# Improper integral

I would like to know the value of the following improper integral: $$\int \limits_{-\infty}^{\infty}\frac{2x}{1+x^2}dx$$

as the function $f(x)=\displaystyle\frac{2x}{1+x^2}$ satisfies $f(-x)=-f(x)$ can I immediately conclude that the integral is equal to zero?

Thank you in advance for any suggestion.

• This looks as if it might be an attempt to calculate the mean of a Cauchy distribution. If so, then it cannot be calculated – Henry Mar 8 '11 at 23:56

The Cauchy principal value of your integral is defined to be $$\lim_{a \to \infty} \int_{-a}^a {2x \over 1+x^2} \: dx$$ and this is zero by symmetry. So there is a sense in which the answer is $0$. However, if we let the limits go to infinity at different rates then we can make this integral "equal" whatever we want; for example, for any positive real constant $k$, $$\lim_{a \to \infty} \int_{-a}^{ka} {2x \over 1+x^2} \: dx = \lim_{a \to \infty} \log \left( {1+k^2 a^2 \over 1+a^2} \right) = 2 \log k.$$ Basically, since there is infinitely much area between this curve and the $x$-axis both in the first and third quadrants, we have to be careful about how we arrange things in order to make them "cancel out"; this is why we just throw up our hands and say that the integral doesn't converge.
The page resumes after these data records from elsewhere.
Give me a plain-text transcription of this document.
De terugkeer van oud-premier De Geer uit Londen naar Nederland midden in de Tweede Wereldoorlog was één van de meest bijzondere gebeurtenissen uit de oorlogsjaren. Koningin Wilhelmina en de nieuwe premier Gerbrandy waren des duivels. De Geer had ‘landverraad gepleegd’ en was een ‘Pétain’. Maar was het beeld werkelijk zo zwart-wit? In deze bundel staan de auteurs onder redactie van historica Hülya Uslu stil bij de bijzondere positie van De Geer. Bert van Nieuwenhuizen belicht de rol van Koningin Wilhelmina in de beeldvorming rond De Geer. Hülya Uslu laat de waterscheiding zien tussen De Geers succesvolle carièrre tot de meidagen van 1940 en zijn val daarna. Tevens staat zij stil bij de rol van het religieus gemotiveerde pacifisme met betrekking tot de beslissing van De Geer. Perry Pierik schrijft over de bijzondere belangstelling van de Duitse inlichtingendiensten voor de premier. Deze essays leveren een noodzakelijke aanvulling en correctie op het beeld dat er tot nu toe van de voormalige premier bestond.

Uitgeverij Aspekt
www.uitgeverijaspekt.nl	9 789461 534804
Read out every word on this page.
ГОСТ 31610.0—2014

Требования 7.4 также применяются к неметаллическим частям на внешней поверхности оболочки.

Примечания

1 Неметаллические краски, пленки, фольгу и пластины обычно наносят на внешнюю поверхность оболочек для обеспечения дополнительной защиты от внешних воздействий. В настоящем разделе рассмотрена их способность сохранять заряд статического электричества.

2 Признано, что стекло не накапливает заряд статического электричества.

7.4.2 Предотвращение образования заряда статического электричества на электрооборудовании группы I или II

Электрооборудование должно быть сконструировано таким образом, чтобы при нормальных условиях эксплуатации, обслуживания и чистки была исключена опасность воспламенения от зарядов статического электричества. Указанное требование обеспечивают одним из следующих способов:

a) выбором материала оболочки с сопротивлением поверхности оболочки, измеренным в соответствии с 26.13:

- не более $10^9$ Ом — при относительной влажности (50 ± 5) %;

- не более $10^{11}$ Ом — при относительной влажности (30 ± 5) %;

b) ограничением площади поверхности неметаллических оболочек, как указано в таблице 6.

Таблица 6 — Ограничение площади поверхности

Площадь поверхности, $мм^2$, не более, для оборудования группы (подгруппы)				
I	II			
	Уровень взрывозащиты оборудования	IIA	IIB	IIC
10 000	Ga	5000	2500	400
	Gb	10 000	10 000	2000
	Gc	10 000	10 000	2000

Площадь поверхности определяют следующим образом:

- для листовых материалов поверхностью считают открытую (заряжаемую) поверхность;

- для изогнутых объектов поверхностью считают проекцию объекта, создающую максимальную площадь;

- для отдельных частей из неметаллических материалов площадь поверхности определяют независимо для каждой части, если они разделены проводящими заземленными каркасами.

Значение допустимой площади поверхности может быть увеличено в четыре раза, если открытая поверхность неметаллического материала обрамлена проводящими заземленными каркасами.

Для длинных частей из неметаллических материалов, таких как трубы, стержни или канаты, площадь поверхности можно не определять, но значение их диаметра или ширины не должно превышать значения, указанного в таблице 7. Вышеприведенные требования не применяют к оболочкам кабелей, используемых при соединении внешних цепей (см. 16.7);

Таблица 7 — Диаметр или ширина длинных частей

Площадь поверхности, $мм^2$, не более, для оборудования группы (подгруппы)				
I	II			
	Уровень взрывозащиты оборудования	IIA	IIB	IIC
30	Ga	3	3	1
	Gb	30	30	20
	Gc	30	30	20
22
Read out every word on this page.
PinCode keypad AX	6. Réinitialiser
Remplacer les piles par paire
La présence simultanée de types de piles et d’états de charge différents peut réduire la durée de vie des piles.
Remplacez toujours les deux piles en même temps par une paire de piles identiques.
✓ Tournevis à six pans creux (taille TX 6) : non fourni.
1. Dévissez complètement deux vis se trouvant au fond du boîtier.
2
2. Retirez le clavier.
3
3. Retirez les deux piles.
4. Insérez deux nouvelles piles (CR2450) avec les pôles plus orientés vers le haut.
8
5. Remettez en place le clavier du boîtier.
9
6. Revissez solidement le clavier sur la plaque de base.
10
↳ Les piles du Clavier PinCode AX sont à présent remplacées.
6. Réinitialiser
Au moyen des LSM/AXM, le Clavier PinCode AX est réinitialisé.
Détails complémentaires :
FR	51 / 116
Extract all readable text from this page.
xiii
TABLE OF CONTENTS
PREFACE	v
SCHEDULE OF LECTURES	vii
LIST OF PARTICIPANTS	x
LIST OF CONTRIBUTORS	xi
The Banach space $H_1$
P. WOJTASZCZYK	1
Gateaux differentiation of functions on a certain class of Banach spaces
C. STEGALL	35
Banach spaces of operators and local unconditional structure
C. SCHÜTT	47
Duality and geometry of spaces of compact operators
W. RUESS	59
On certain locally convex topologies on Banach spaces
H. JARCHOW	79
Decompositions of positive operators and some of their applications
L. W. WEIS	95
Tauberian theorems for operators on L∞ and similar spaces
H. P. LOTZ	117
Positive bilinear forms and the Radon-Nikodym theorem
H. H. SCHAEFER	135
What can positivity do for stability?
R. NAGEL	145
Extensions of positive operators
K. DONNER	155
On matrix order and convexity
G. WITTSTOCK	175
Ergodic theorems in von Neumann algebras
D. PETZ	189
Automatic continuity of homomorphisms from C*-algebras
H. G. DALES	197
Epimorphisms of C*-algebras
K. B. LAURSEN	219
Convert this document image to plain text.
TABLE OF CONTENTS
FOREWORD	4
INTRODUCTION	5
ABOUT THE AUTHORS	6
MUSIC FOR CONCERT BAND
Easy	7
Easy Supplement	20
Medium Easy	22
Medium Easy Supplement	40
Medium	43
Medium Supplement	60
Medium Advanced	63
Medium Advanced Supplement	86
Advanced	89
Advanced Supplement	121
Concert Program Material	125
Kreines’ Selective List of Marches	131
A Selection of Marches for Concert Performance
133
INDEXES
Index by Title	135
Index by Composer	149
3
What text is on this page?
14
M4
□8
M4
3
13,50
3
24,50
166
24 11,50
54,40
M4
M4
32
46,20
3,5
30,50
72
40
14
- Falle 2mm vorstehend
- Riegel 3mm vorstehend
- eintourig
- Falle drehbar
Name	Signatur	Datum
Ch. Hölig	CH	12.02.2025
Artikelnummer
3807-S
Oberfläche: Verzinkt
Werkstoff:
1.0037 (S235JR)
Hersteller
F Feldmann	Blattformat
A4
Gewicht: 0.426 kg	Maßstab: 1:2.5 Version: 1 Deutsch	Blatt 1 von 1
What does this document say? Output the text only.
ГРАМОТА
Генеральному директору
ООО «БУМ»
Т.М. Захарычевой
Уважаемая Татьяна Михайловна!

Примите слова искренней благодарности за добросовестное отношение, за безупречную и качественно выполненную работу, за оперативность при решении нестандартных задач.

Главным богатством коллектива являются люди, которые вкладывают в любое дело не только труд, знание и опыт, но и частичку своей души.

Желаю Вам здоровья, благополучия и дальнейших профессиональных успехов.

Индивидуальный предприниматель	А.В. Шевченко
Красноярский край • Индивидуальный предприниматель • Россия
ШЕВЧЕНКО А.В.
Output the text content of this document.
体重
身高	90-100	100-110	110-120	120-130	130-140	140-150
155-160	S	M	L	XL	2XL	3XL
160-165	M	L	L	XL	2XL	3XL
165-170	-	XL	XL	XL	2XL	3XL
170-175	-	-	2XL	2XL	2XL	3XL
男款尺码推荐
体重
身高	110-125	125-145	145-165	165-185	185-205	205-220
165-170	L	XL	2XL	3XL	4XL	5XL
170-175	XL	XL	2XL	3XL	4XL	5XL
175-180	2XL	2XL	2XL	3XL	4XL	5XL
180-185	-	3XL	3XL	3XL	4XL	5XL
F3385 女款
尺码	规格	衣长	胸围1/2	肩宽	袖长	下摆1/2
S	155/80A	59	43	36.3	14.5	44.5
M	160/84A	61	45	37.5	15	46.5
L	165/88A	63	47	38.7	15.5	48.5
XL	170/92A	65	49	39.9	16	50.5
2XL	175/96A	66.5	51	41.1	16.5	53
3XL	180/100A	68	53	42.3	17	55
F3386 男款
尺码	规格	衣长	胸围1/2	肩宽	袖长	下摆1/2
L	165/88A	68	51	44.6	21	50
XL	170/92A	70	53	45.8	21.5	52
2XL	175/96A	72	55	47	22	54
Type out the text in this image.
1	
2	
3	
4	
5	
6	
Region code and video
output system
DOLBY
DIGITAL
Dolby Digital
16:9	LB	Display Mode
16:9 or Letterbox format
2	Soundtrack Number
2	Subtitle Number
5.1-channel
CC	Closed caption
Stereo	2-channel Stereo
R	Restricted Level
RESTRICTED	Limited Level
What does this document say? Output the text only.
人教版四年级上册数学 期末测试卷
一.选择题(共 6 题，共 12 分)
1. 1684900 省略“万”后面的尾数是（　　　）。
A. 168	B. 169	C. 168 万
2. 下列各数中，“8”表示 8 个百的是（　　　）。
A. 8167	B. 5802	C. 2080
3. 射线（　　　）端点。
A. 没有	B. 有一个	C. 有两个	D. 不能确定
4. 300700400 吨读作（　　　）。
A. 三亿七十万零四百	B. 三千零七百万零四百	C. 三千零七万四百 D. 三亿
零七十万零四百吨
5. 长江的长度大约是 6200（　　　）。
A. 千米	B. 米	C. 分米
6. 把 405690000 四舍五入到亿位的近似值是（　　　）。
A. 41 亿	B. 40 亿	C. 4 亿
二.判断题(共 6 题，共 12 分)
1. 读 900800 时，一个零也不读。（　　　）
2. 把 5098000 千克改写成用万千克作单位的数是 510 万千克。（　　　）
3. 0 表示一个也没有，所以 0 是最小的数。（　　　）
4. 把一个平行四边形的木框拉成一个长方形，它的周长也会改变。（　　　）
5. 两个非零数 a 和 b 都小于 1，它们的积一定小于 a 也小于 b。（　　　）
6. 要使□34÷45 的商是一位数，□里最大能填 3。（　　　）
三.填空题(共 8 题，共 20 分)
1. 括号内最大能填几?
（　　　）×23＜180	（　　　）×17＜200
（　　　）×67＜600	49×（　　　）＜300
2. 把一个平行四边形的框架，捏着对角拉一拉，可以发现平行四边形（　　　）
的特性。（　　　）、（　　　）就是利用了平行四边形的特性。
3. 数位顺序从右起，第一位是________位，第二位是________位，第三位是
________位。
You can't conclude that the integral is zero. What you can conclude though is that the Cauchy principal value is zero. The integral is defined as below. $$\int_{-\infty}^{\infty} \frac{2x}{1+x^2} dx = \lim_{R_1 \rightarrow - \infty, R_2 \rightarrow \infty} \int_{R_1}^{R_2} \frac{2x}{1+x^2} dx = \lim_{R_1 \rightarrow - \infty} \int_{R_1}^c \frac{2x}{1+x^2} dx + \lim_{R_2 \rightarrow \infty} \int_{c}^{R_2} \frac{2x}{1+x^2} dx$$ where $c \in \mathbb{R}$.

Unless both the integrals are finite, you cannot make sense of the integral since you will get something "like $(-\infty) + (+ \infty$)"

However note that if $R_1 \rightarrow -\infty$ and $R_2 \rightarrow \infty$ at the same pace i.e. $R_2 = -R_1 = R$, then it is called the Cauchy principal value and is zero.

This improper integral does not exist. It falls off like $1/x$ and that is not integrable. What you note works if you can show that it converges.

Now I have taken the definition as computing the integral from $a$ to $b$ and send $a$ to negative infinity and then $b$.

If you send them to infinity at the same time, then the integral is zero by what you have noted. You can also note that the indefinite integral of your integrand is equal to $\ln(1 + x^2)$.